Nous, Béatrice SALLABERRY, présidente de chambre, agissant sur délégation du premier président de la cour d'appel de Poitiers,
Assistée, lors des débats et du prononcé, de Inès BELLIN, greffier,
avons rendu le deux novembre deux mille quinze l'ordonnance suivante, sur appel formé contre une ordonnance du juge des libertés et de la détention de LA ROCHELLE en date du 28 Octobre 2015 en matière de soins psychiatriques sans consentement.
APPELANT
PROCUREUR DE LA REPUBLIQUE LA ROCHELLE
Tribunal de Grande Instance
17000 LA ROCHELLE
non comparant, ni représenté
INTIMÉS :
Madame Colette X...épouse Y...
née le 17 Février 1948 à LIBOURNE (33500)
...
17430 TONNAY-CHARENTE
comparante en personne, assistée de Me Charles PORTIER, avocat au barreau de LA ROCHELLE, substituant Me GUILLARD
placée sous le régime de l'hospitalisation complète en soin psychiatrique sans consentement au Centre Hospitalier de LA ROCHELLE
Monsieur le Directeur du GROUPE HOSPITALIER DE LA ROCHELLE-RE-AUNIS
Hôpital Marius Lacroix
208 avenue Marius Lacroix BP 519
17022 LA ROCHELLE CEDEX 01
non comparant, ni représenté
Monsieur Claude B..., curateur de Mme Colette X...
...
17430 TONNAY-CHARENTE
comparant en personne
PARTIE JOINTE
Ministère public, non représenté, ayant déposé des réquisitions écrites ;
-----------------------
Vu l'ordonnance du 28 octobre 2015 rendue par le Juge des libertés et de la détention de la Rochelle ordonnant la mainlevée de la mesure d'hospitalisation complète de Madame Collette Y...au Centre Hospitalier Marius Lacroix à la Rochelle. Vu les notifications faites le 28 octobre 2015 avec remise de copie de la décision, à Mme Y...à son conseil et au directeur de l'établissement.
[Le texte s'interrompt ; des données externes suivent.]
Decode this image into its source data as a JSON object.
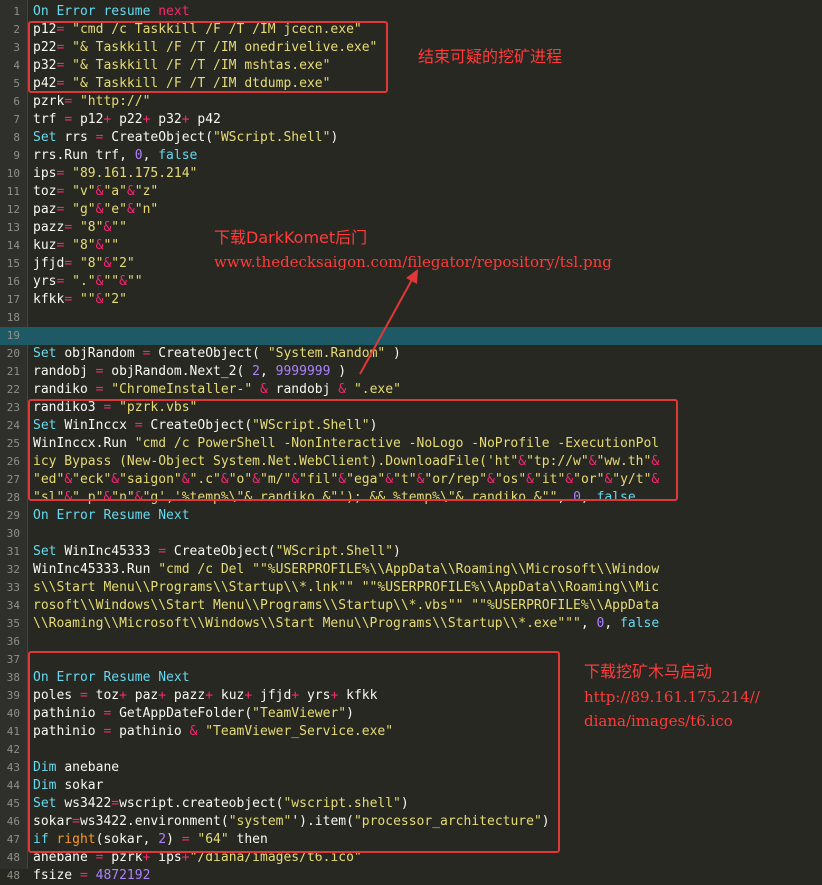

Vu la notification faite au Procureur de la République qui a pris connaissance de la décision le 28/ 10/ 2015 à 11 heures 50.
Vu la déclaration d'appel suspensif de cette ordonnance, accompagnée du mémoire motivé, formée par le Procureur de la République la Rochelle, en date du 28 Octobre 2015 et reçue au greffe de la cour d'appel le 28 octobre 2015 à 16h 30.
Vu l'ordonnance rendue le 29 octobre 2015 par la présidente de chambre agissant sur délégation du premier président de cette cour,
Vu les réquisitions du procureur général en date du 30 octobre 2015, tendant à l'infirmation de la décision rendue le 28 octobre 2015 rendue par le Juge des libertés et de la détention de la Rochelle.
Vu les débats, qui se sont déroulés le 2 Novembre 2015 au siège de la juridiction, en audience publique conformément aux dispositions de l'article L. 3211-12-2 du code de la santé publique.
Après avoir entendu :
- le président en son rapport,
- Madame Colette X...en ses explications,
- Monsieur B...Claude, curateur, en ses explications,
- Maître PORTIER en sa plaidoirie,
- Madame Colette X...ayant eu la parole en dernier.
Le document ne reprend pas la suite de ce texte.